Polêmica resulta de decisão do STJ que confirma enriquecimento ilícito de ex-prefeito e atinge hotel em nome da vereadora na época em que era menor de idade

A 18ª sessão ordinária da Câmara de Anhembi, realizada na noite de 29 de setembro, terminou em tensão após um embate entre os vereadores Douglas Mortadela (União Brasil) e Rafaela do Ruy (Republicanos). A discussão girou em torno de um processo de improbidade administrativa que envolve o ex-prefeito Ruy Ferreira de Souza (pai da Vereadora, falecido em 2020) e o ex-diretor de Obras José Carlos da Silveira.

Durante seu tempo de palavra livre, Douglas questionou Rafaela sobre decisão do Superior Tribunal de Justiça (STJ) que determinou a devolução de valores ao município e a perda de um hotel transferido à época para a vereadora, ainda adolescente. Rafaela reagiu de imediato, afirmando que o processo tramitava em segredo de justiça e ameaçando acionar judicialmente o colega por citar o caso em plenário.

O clima se agravou quando Rafaela solicitou que funcionários da Câmara chamassem a Polícia Militar. Ela pediu que Douglas fosse levado à delegacia para prestar esclarecimentos. O vereador tentou responder, mas teve o aparte negado. Diante do bate-boca, o presidente da Casa, Rogério Winckler, precisou intervir para restabelecer a ordem.

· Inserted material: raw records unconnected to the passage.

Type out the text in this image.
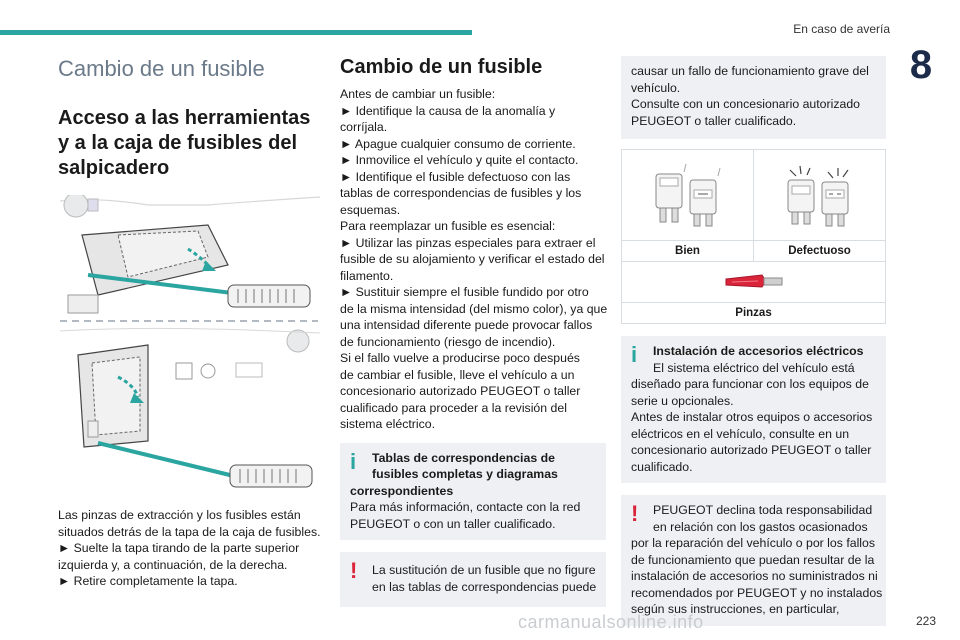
En caso de avería
8
Cambio de un fusible
Acceso a las herramientas
y a la caja de fusibles del
salpicadero
Las pinzas de extracción y los fusibles están
situados detrás de la tapa de la caja de fusibles.
► Suelte la tapa tirando de la parte superior
izquierda y, a continuación, de la derecha.
► Retire completamente la tapa.
Cambio de un fusible
Antes de cambiar un fusible:
► Identifique la causa de la anomalía y
corríjala.
► Apague cualquier consumo de corriente.
► Inmovilice el vehículo y quite el contacto.
► Identifique el fusible defectuoso con las
tablas de correspondencias de fusibles y los
esquemas.
Para reemplazar un fusible es esencial:
► Utilizar las pinzas especiales para extraer el
fusible de su alojamiento y verificar el estado del
filamento.
► Sustituir siempre el fusible fundido por otro
de la misma intensidad (del mismo color), ya que
una intensidad diferente puede provocar fallos
de funcionamiento (riesgo de incendio).
Si el fallo vuelve a producirse poco después
de cambiar el fusible, lleve el vehículo a un
concesionario autorizado PEUGEOT o taller
cualificado para proceder a la revisión del
sistema eléctrico.
i Tablas de correspondencias de
fusibles completas y diagramas
correspondientes
Para más información, contacte con la red
PEUGEOT o con un taller cualificado.
! La sustitución de un fusible que no figure
en las tablas de correspondencias puede
causar un fallo de funcionamiento grave del
vehículo.
Consulte con un concesionario autorizado
PEUGEOT o taller cualificado.
Bien	Defectuoso
Pinzas
i	Instalación de accesorios eléctricos
El sistema eléctrico del vehículo está
diseñado para funcionar con los equipos de
serie u opcionales.
Antes de instalar otros equipos o accesorios
eléctricos en el vehículo, consulte en un
concesionario autorizado PEUGEOT o taller
cualificado.
!	PEUGEOT declina toda responsabilidad
en relación con los gastos ocasionados
por la reparación del vehículo o por los fallos
de funcionamiento que puedan resultar de la
instalación de accesorios no suministrados ni
recomendados por PEUGEOT y no instalados
según sus instrucciones, en particular,
carmanualsonline.info	223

A chegada da viatura manteve Douglas no prédio por mais de uma hora, até que fossem colhidas as informações. Nesse período, a mãe de Rafaela, Soninha, apareceu no local, agarrou o braço da filha e dirigiu ameaças ao parlamentar adversário. Testemunhas relataram que Douglas permaneceu calmo enquanto a vereadora se mostrava visivelmente abalada.

O processo no STJ

O Riu Palace Hotel (antigo Hotel Divino)

Consulta pública ao site do Superior Tribunal de Justiça revela que o recurso especial (AREsp nº 2576202/SP) transitou em julgado em 25 de agosto de 2025. A decisão confirmou a condenação por improbidade administrativa contra ex-prefeito Ruy Ferreira e seu Diretor de Obras, apontando enriquecimento ilícito e transferência simulada do Hotel Pousada Divino Espírito Santo de Anhembi.

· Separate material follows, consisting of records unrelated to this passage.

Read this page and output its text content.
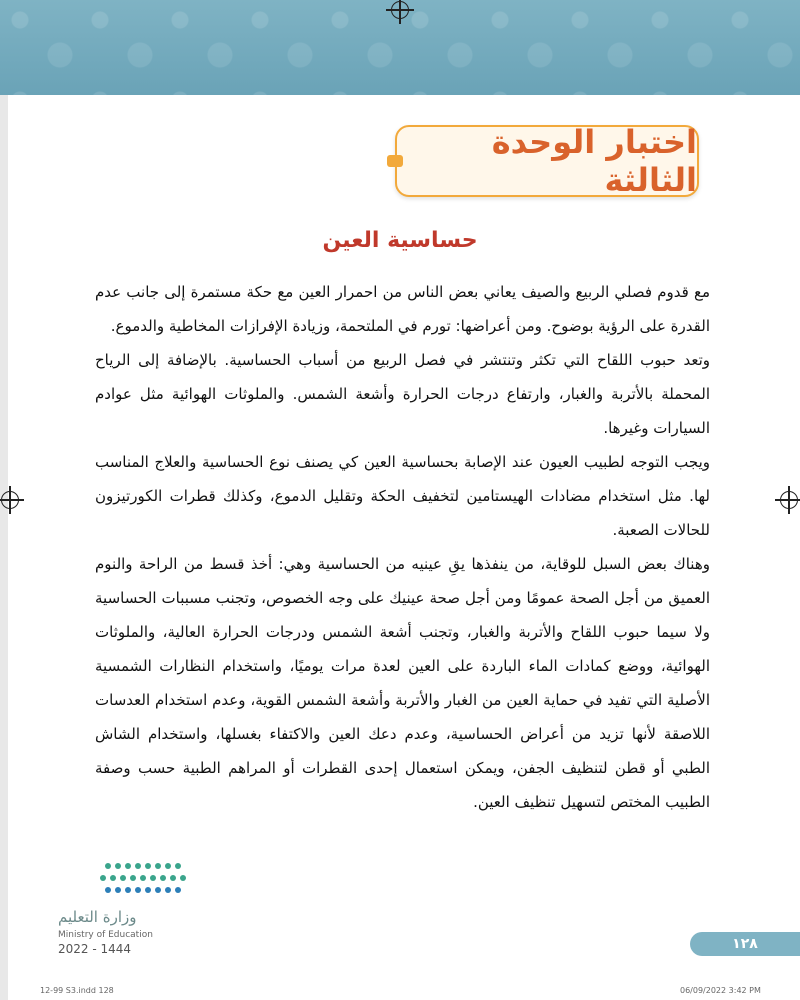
اختبار الوحدة الثالثة
حساسية العين

مع قدوم فصلي الربيع والصيف يعاني بعض الناس من احمرار العين مع حكة مستمرة إلى جانب عدم القدرة على الرؤية بوضوح. ومن أعراضها: تورم في الملتحمة، وزيادة الإفرازات المخاطية والدموع.

وتعد حبوب اللقاح التي تكثر وتنتشر في فصل الربيع من أسباب الحساسية. بالإضافة إلى الرياح المحملة بالأتربة والغبار، وارتفاع درجات الحرارة وأشعة الشمس. والملوثات الهوائية مثل عوادم السيارات وغيرها.

ويجب التوجه لطبيب العيون عند الإصابة بحساسية العين كي يصنف نوع الحساسية والعلاج المناسب لها. مثل استخدام مضادات الهيستامين لتخفيف الحكة وتقليل الدموع، وكذلك قطرات الكورتيزون للحالات الصعبة.

وهناك بعض السبل للوقاية، من ينفذها يقِ عينيه من الحساسية وهي: أخذ قسط من الراحة والنوم العميق من أجل الصحة عمومًا ومن أجل صحة عينيك على وجه الخصوص، وتجنب مسببات الحساسية ولا سيما حبوب اللقاح والأتربة والغبار، وتجنب أشعة الشمس ودرجات الحرارة العالية، والملوثات الهوائية، ووضع كمادات الماء الباردة على العين لعدة مرات يوميًا، واستخدام النظارات الشمسية الأصلية التي تفيد في حماية العين من الغبار والأتربة وأشعة الشمس القوية، وعدم استخدام العدسات اللاصقة لأنها تزيد من أعراض الحساسية، وعدم دعك العين والاكتفاء بغسلها، واستخدام الشاش الطبي أو قطن لتنظيف الجفن، ويمكن استعمال إحدى القطرات أو المراهم الطبية حسب وصفة الطبيب المختص لتسهيل تنظيف العين.

وزارة التعليم
Ministry of Education
2022 - 1444	١٢٨
12-99 S3.indd 128	06/09/2022 3:42 PM
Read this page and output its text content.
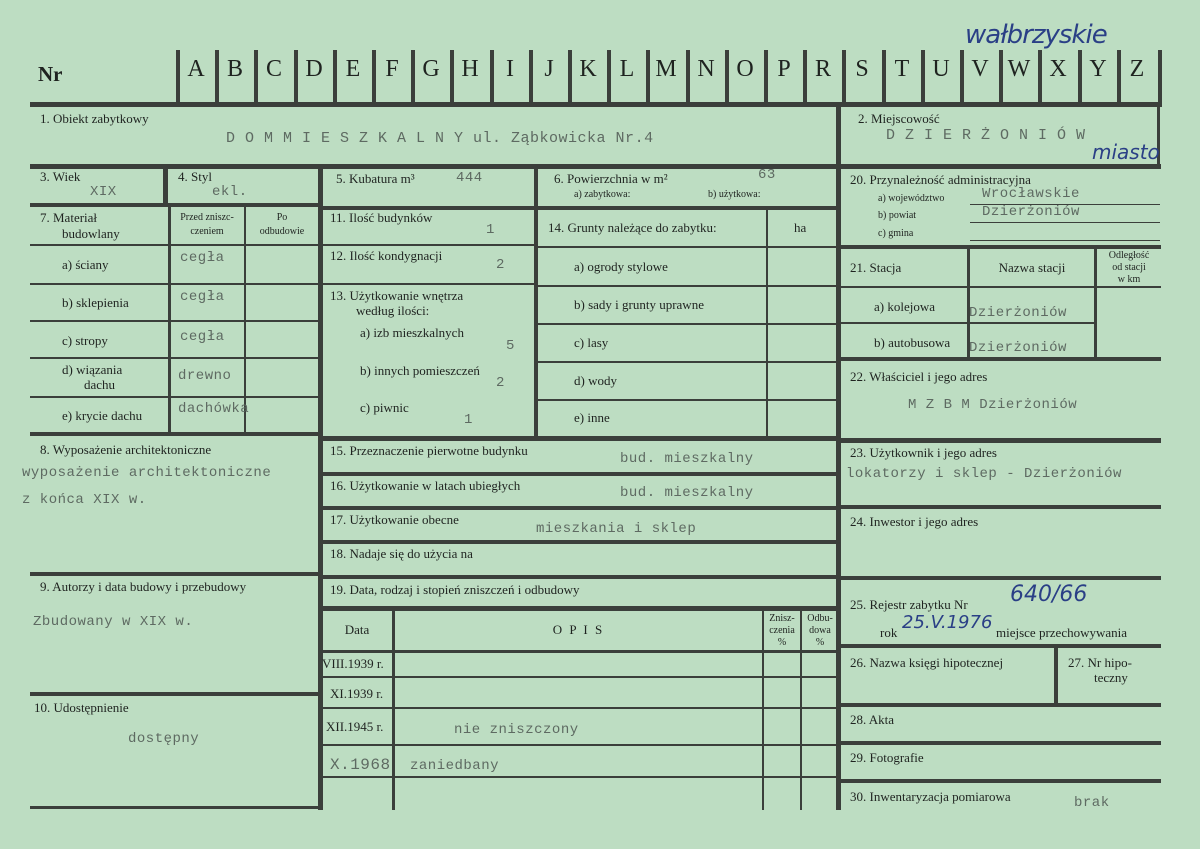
Nr
wałbrzyskie
1. Obiekt zabytkowy
D O M M I E S Z K A L N Y ul. Ząbkowicka Nr.4
2. Miejscowość
D Z I E R Ż O N I Ó W
miasto
3. Wiek
XIX
4. Styl
ekl.
5. Kubatura m³	444	6. Powierzchnia w m²
a) zabytkowa:	b) użytkowa:
63
7. Materiał
budowlany
Przed zniszc-
czeniem
Po
odbudowie
a) ściany	cegła
b) sklepienia	cegła
c) stropy	cegła
d) wiązania
dachu
drewno
e) krycie dachu	dachówka
8. Wyposażenie architektoniczne
wyposażenie architektoniczne
z końca XIX w.
9. Autorzy i data budowy i przebudowy
Zbudowany w XIX w.
10. Udostępnienie
dostępny
11. Ilość budynków
1
12. Ilość kondygnacji
2
13. Użytkowanie wnętrza
według ilości:
a) izb mieszkalnych
5
b) innych pomieszczeń
2
c) piwnic
1
14. Grunty należące do zabytku:	ha
a) ogrody stylowe
b) sady i grunty uprawne
c) lasy
d) wody
e) inne
15. Przeznaczenie pierwotne budynku
bud. mieszkalny
16. Użytkowanie w latach ubiegłych	bud. mieszkalny
17. Użytkowanie obecne
mieszkania i sklep
18. Nadaje się do użycia na
19. Data, rodzaj i stopień zniszczeń i odbudowy
Data	O P I S
Znisz-
czenia
%
Odbu-
dowa
%
VIII.1939 r.
XI.1939 r.
XII.1945 r.	nie zniszczony
X.1968 zaniedbany
20. Przynależność administracyjna
a) województwo	Wrocławskie
b) powiat	Dzierżoniów
c) gmina
21. Stacja	Nazwa stacji
Odległość
od stacji
w km
a) kolejowa Dzierżoniów
b) autobusowa Dzierżoniów
22. Właściciel i jego adres
M Z B M Dzierżoniów
23. Użytkownik i jego adres
lokatorzy i sklep - Dzierżoniów
24. Inwestor i jego adres
25. Rejestr zabytku Nr 640/66
rok 25.V.1976 miejsce przechowywania
26. Nazwa księgi hipotecznej	27. Nr hipo-
teczny
28. Akta
29. Fotografie
30. Inwentaryzacja pomiarowa	brak
A B C D E	F G H	I	J	K L M N O P	R	S	T U V W X Y Z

Segundo os autos, a empresa do hotel foi registrada em nome de Rafaela quando ela tinha 12 anos, em operação considerada pela Justiça como tentativa de ocultação de patrimônio. O patrimônio do então prefeito também apresentou evolução incompatível com seus rendimentos. A condenação manteve multa e devolução de valores, restando apenas ajustes à nova Lei de Improbidade.

Com a decisão final, o processo retorna ao Tribunal de Justiça de São Paulo para execução das penas, que incluem pagamento das multas e perda de bens adquiridos ilegalmente.

Próximos passos

Os dois vereadores devem dar continuidade aos procedimentos policiais iniciados após a sessão. A Câmara de Anhembi ainda não se manifestou oficialmente sobre os desdobramentos do episódio.